In the client world, brand owners often employ "lead-generation agencies" to gather intelligence on potential customers.
Now, with marketing budgets showing some signs of growth, ad agencies are increasingly turning to "cold callers" themselves to help drive new business. But for a business where people and relationships really matter, does this type of cold-calling approach pay dividends?
At the smaller end of the spectrum, it offers some obvious cost benefits for start-up agencies looking to build a client base without incurring the expense of a permanent new-business department.
Lead-generation agencies tend to be employed on a retained, fee basis and receive additional remuneration for each meeting they set up, which is considerably cheaper than funding a dedicated full-time new-business team.
But bigger agencies are increasingly following suit. Saatchi & Saatchi, currently a healthy 11th in the new-business league, retains a lead-generation agency. It chooses not to dedicate a full-time person to the job of cold-calling potential clients.
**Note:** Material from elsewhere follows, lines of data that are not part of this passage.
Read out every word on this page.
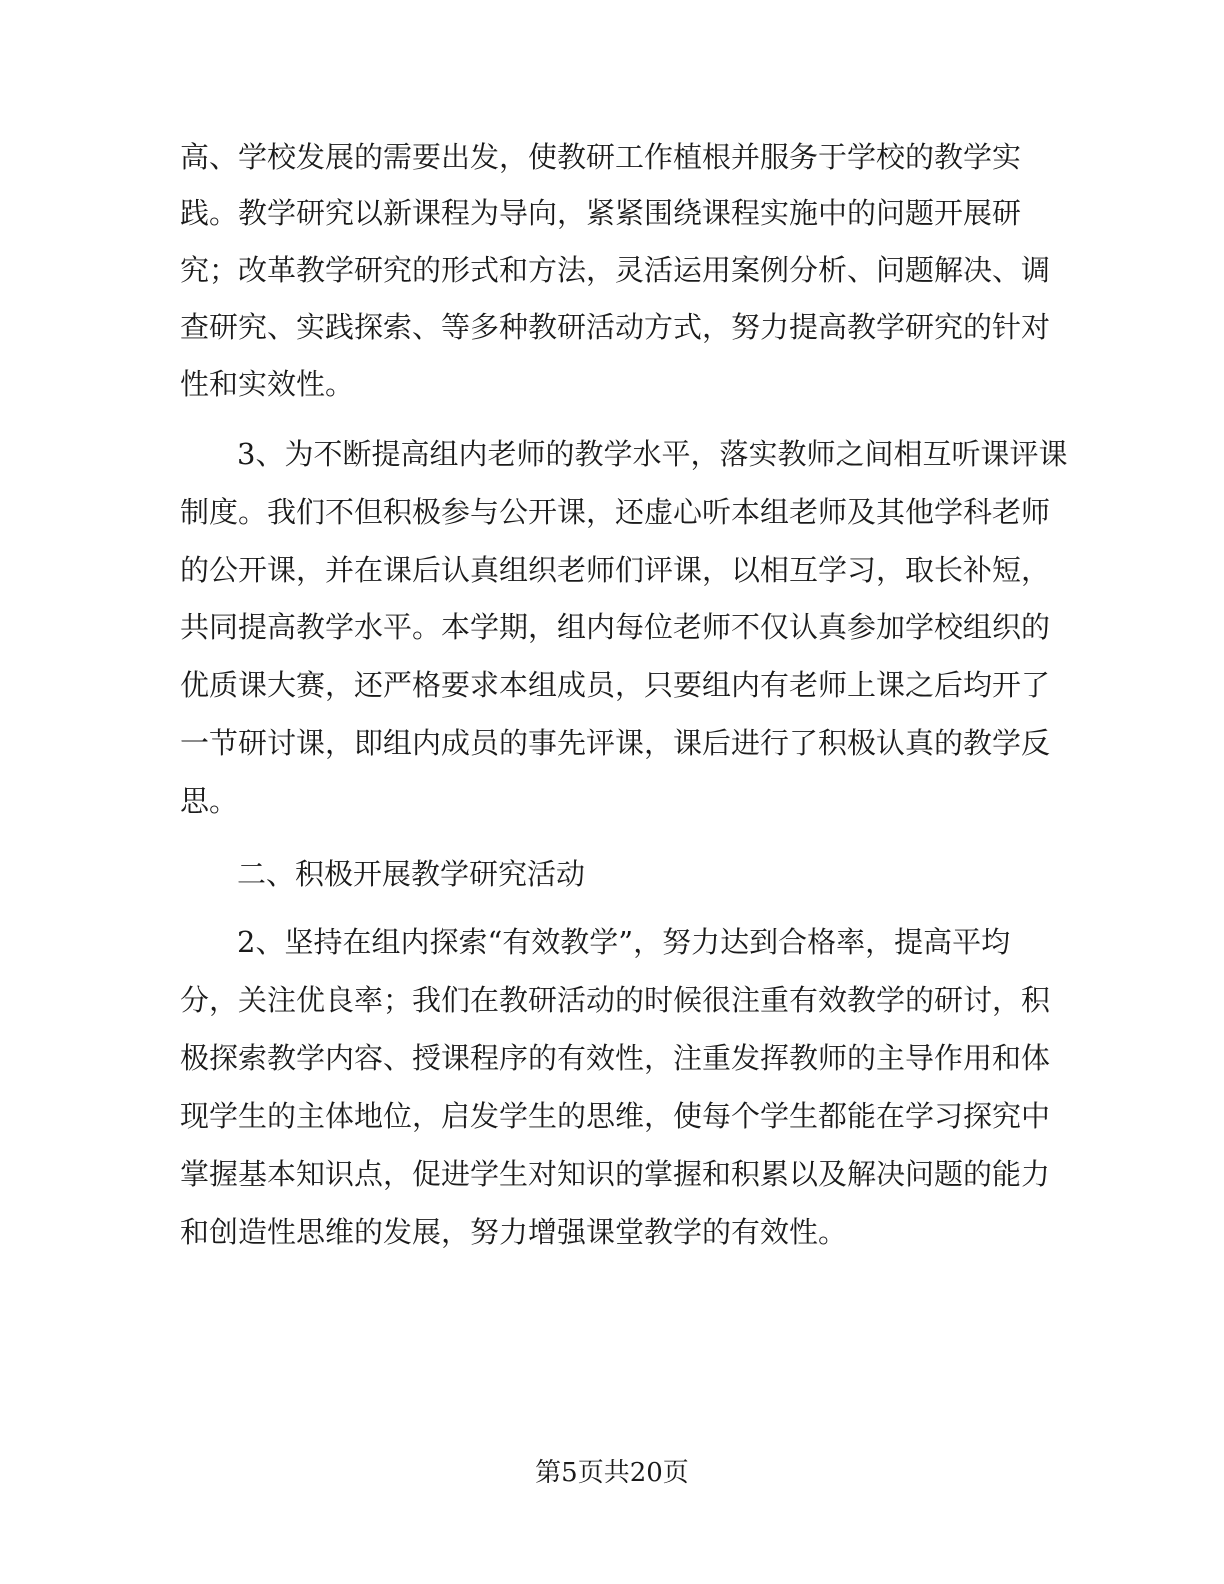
高、学校发展的需要出发，使教研工作植根并服务于学校的教学实
践。教学研究以新课程为导向，紧紧围绕课程实施中的问题开展研
究；改革教学研究的形式和方法，灵活运用案例分析、问题解决、调
查研究、实践探索、等多种教研活动方式，努力提高教学研究的针对
性和实效性。
3、为不断提高组内老师的教学水平，落实教师之间相互听课评课
制度。我们不但积极参与公开课，还虚心听本组老师及其他学科老师
的公开课，并在课后认真组织老师们评课，以相互学习，取长补短，
共同提高教学水平。本学期，组内每位老师不仅认真参加学校组织的
优质课大赛，还严格要求本组成员，只要组内有老师上课之后均开了
一节研讨课，即组内成员的事先评课，课后进行了积极认真的教学反
思。
二、积极开展教学研究活动
2、坚持在组内探索“有效教学”，努力达到合格率，提高平均
分，关注优良率；我们在教研活动的时候很注重有效教学的研讨，积
极探索教学内容、授课程序的有效性，注重发挥教师的主导作用和体
现学生的主体地位，启发学生的思维，使每个学生都能在学习探究中
掌握基本知识点，促进学生对知识的掌握和积累以及解决问题的能力
和创造性思维的发展，努力增强课堂教学的有效性。
第5页共20页
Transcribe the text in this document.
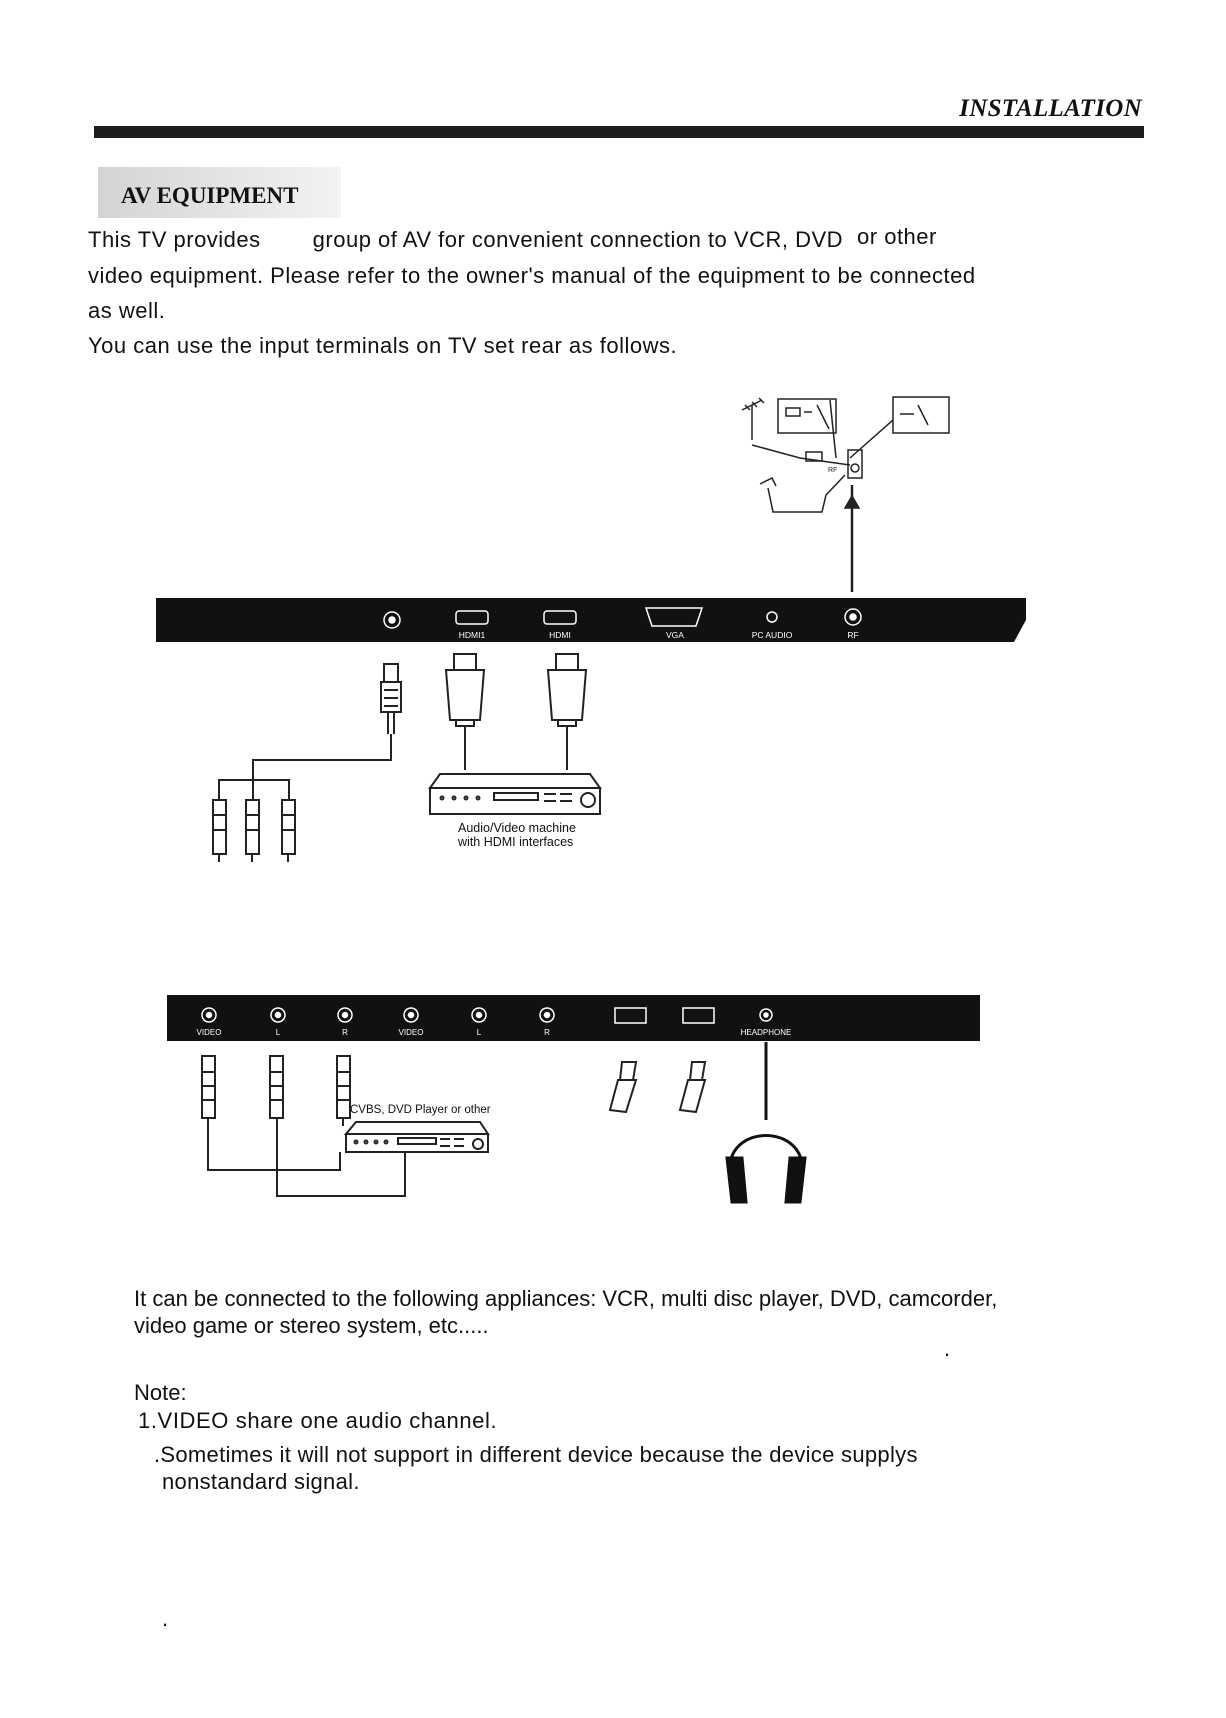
INSTALLATION
AV EQUIPMENT
This TV provides group of AV for convenient connection to VCR, DVD or other
video equipment. Please refer to the owner's manual of the equipment to be connected
as well.
You can use the input terminals on TV set rear as follows.
RF
HDMI1	HDMI	VGA	PC AUDIO	RF
Audio/Video machine
with HDMI interfaces
VIDEO	L	R	VIDEO	L	R	HEADPHONE
CVBS, DVD Player or other
It can be connected to the following appliances: VCR, multi disc player, DVD, camcorder,
video game or stereo system, etc.....
.
Note:
1.VIDEO share one audio channel.
.Sometimes it will not support in different device because the device supplys
nonstandard signal.
.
Instead, the agency began using an outfit called NB earlier this year.
But there are some very real pitfalls. The agency minnow Vallance Carruthers Coleman Priest does not have a designated new-business department. It recently decided to employ a lead-generation company on a three-month trial basis.
The trial was not a success and VCCP has returned to its former way of generating new business, with the partners once again heading the push for new accounts.
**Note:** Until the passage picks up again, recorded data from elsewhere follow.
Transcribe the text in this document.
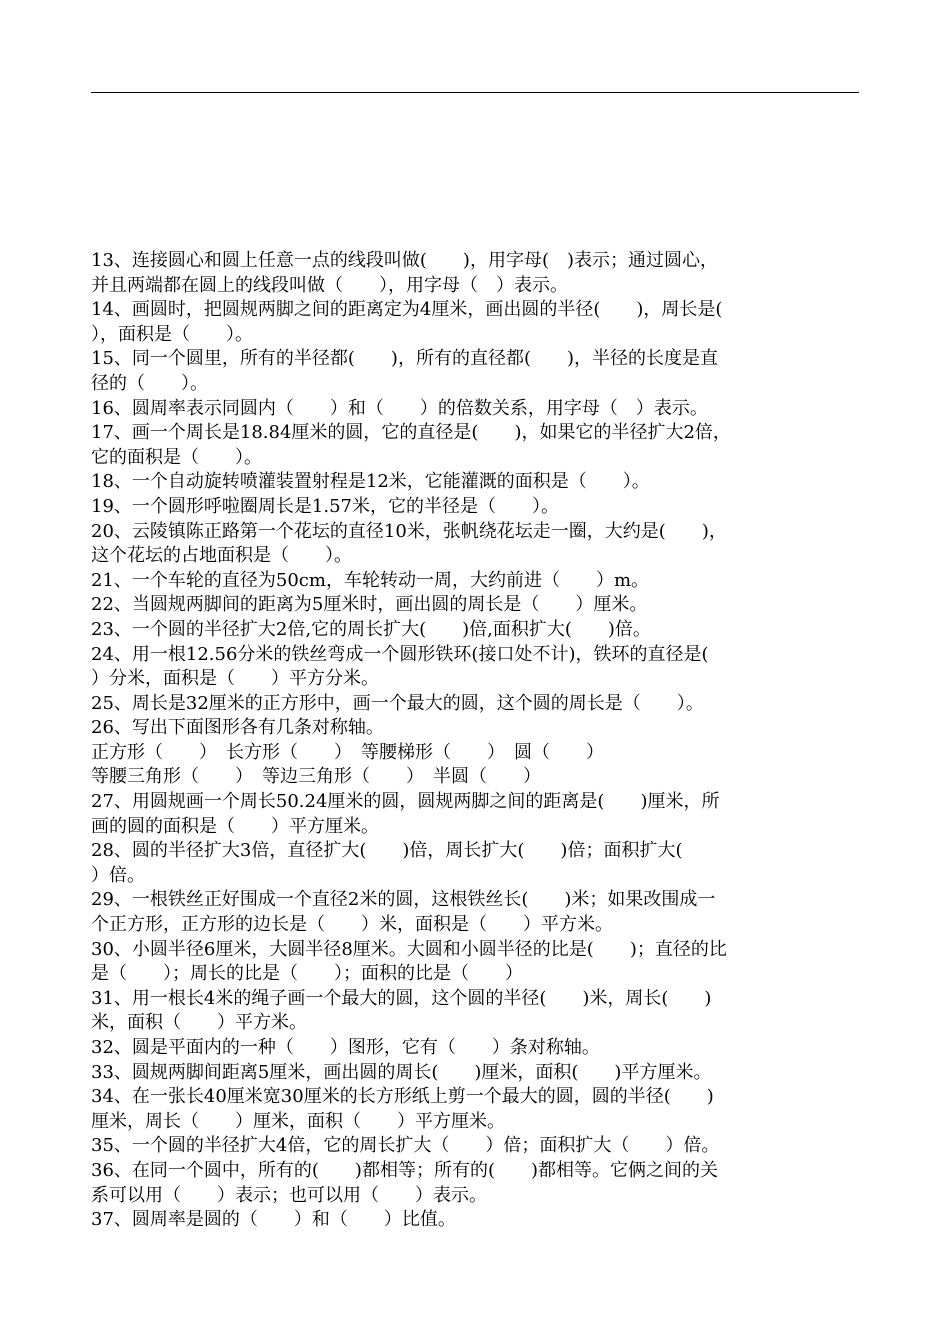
13、连接圆心和圆上任意一点的线段叫做(　　)，用字母(　)表示；通过圆心，
并且两端都在圆上的线段叫做（　　），用字母（　）表示。
14、画圆时，把圆规两脚之间的距离定为4厘米，画出圆的半径(　　)，周长是(
），面积是（　　）。
15、同一个圆里，所有的半径都(　　)，所有的直径都(　　)，半径的长度是直
径的（　　）。
16、圆周率表示同圆内（　　）和（　　）的倍数关系，用字母（　）表示。
17、画一个周长是18.84厘米的圆，它的直径是(　　)，如果它的半径扩大2倍，
它的面积是（　　）。
18、一个自动旋转喷灌装置射程是12米，它能灌溉的面积是（　　）。
19、一个圆形呼啦圈周长是1.57米，它的半径是（　　）。
20、云陵镇陈正路第一个花坛的直径10米，张帆绕花坛走一圈，大约是(　　)，
这个花坛的占地面积是（　　）。
21、一个车轮的直径为50cm，车轮转动一周，大约前进（　　）m。
22、当圆规两脚间的距离为5厘米时，画出圆的周长是（　　）厘米。
23、一个圆的半径扩大2倍,它的周长扩大(　　)倍,面积扩大(　　)倍。
24、用一根12.56分米的铁丝弯成一个圆形铁环(接口处不计)，铁环的直径是(
）分米，面积是（　　）平方分米。
25、周长是32厘米的正方形中，画一个最大的圆，这个圆的周长是（　　）。
26、写出下面图形各有几条对称轴。
正方形（　　）　长方形（　　）　等腰梯形（　　）　圆（　　）
等腰三角形（　　）　等边三角形（　　）　半圆（　　）
27、用圆规画一个周长50.24厘米的圆，圆规两脚之间的距离是(　　)厘米，所
画的圆的面积是（　　）平方厘米。
28、圆的半径扩大3倍，直径扩大(　　)倍，周长扩大(　　)倍；面积扩大(
）倍。
29、一根铁丝正好围成一个直径2米的圆，这根铁丝长(　　)米；如果改围成一
个正方形，正方形的边长是（　　）米，面积是（　　）平方米。
30、小圆半径6厘米，大圆半径8厘米。大圆和小圆半径的比是(　　)；直径的比
是（　　）；周长的比是（　　）；面积的比是（　　）
31、用一根长4米的绳子画一个最大的圆，这个圆的半径(　　)米，周长(　　)
米，面积（　　）平方米。
32、圆是平面内的一种（　　）图形，它有（　　）条对称轴。
33、圆规两脚间距离5厘米，画出圆的周长(　　)厘米，面积(　　)平方厘米。
34、在一张长40厘米宽30厘米的长方形纸上剪一个最大的圆，圆的半径(　　)
厘米，周长（　　）厘米，面积（　　）平方厘米。
35、一个圆的半径扩大4倍，它的周长扩大（　　）倍；面积扩大（　　）倍。
36、在同一个圆中，所有的(　　)都相等；所有的(　　)都相等。它俩之间的关
系可以用（　　）表示；也可以用（　　）表示。
37、圆周率是圆的（　　）和（　　）比值。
Charles Vallance, a partner at VCCP, explains: "The nature of the contacts we ended up speaking to was not the same as if we had done it ourselves. The (lead-generation) agency certainly got us in front of people, but they tended to be smaller clients with more ad hoc requirements, or a marketing manager with spare time on his hands. It meant that often it was not a high-quality opportunity."
Observers also argue that clients are increasingly knowledgeable about advertising agencies, which renders cold-calling superfluous. And with time being such a valuable commodity, clients are more likely to arrange credentials meetings with agencies only after careful consideration.
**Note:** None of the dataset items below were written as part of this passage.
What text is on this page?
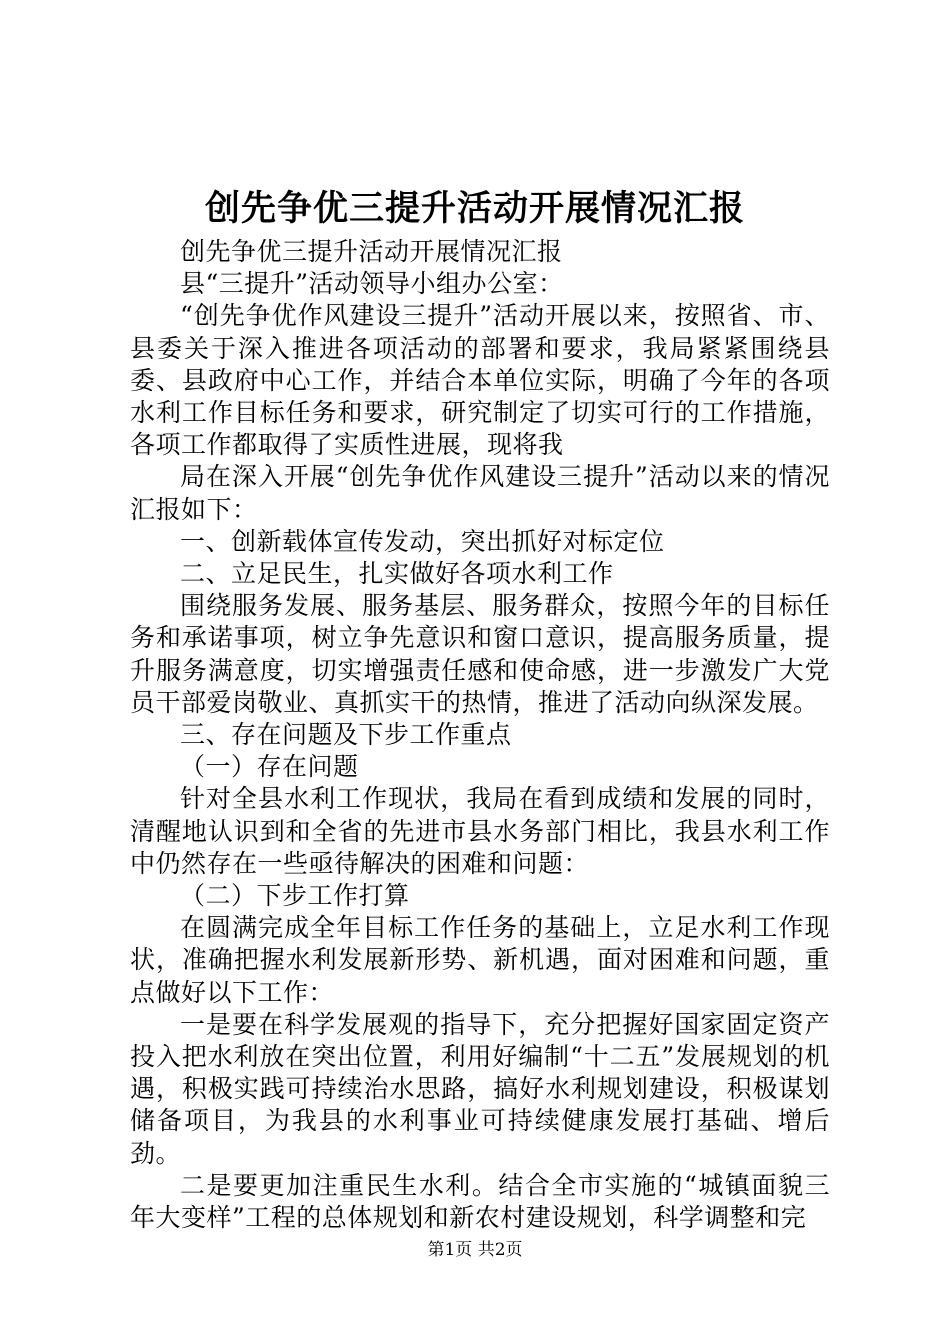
创先争优三提升活动开展情况汇报

创先争优三提升活动开展情况汇报

县“三提升”活动领导小组办公室：

“创先争优作风建设三提升”活动开展以来，按照省、市、县委关于深入推进各项活动的部署和要求，我局紧紧围绕县委、县政府中心工作，并结合本单位实际，明确了今年的各项水利工作目标任务和要求，研究制定了切实可行的工作措施，各项工作都取得了实质性进展，现将我

局在深入开展“创先争优作风建设三提升”活动以来的情况汇报如下：

一、创新载体宣传发动，突出抓好对标定位

二、立足民生，扎实做好各项水利工作

围绕服务发展、服务基层、服务群众，按照今年的目标任务和承诺事项，树立争先意识和窗口意识，提高服务质量，提升服务满意度，切实增强责任感和使命感，进一步激发广大党员干部爱岗敬业、真抓实干的热情，推进了活动向纵深发展。

三、存在问题及下步工作重点

（一）存在问题

针对全县水利工作现状，我局在看到成绩和发展的同时，清醒地认识到和全省的先进市县水务部门相比，我县水利工作中仍然存在一些亟待解决的困难和问题：

（二）下步工作打算

在圆满完成全年目标工作任务的基础上，立足水利工作现状，准确把握水利发展新形势、新机遇，面对困难和问题，重点做好以下工作：

一是要在科学发展观的指导下，充分把握好国家固定资产投入把水利放在突出位置，利用好编制“十二五”发展规划的机遇，积极实践可持续治水思路，搞好水利规划建设，积极谋划储备项目，为我县的水利事业可持续健康发展打基础、增后劲。

二是要更加注重民生水利。结合全市实施的“城镇面貌三年大变样”工程的总体规划和新农村建设规划，科学调整和完

第1页 共2页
While users say that lead-generation agencies do try to understand the business of the agency, it is often not a bespoke service. Anecdotal evidence suggests that many lead-generators do not tailor agency credentials with the precision and knowledge that some clients have come to expect.
And some lead-generation callers have been known to employ deception in their relentless quest for meetings. One client recollects being approached by a caller claiming to be a new-business director. But when questioned further, specifically on the agency's recently appointed creative director, the caller faltered, obviously oblivious to the details of the agency he was representing.
Suki Thompson, a managing partner of the consultancy The Haystack Group, believes there is a danger that the use of lead-generation companies can exacerbate the sometimes fraught relationship between agency new-business departments and marketing directors.
"Clients can see straight through the lead-generation callers," she says. "Some of them have no idea about the advertising agencies they are representing. Our research has revealed that clients already have a low opinion of new- business directors, and it certainly isn't helped by this."
Philip Gladman, the UK head of innovation at Diageo, is also not a fan of lead-generation agencies.
In the past ten years, he claims never to have followed up one of their calls when deciding a pitchlist. He says: "I know who I want to work with in this world and I will go and do that. The people who rely on cold-calling do so for a reason."
With so little difference between the big advertising agencies, establishing a strong upfront relationship with clients is key to getting on to and, more importantly, winning pitches. It seems unlikely that this is going to happen through what is essentially a glamorised telesales function.
A call to the right person at the right time might yield an invaluable opportunity, but it's not the best basis for a long-term new-business strategy, as Peter Cowie, the new-business director at J. Walter Thompson, concludes: "I would not want anyone else representing our company who cannot know exactly what makes us tick. How can someone from a lead-generation agency really be able to have a fruitful conversation with a prospective client?
"For an agency such as JWT, it would only reduce our power and our brand."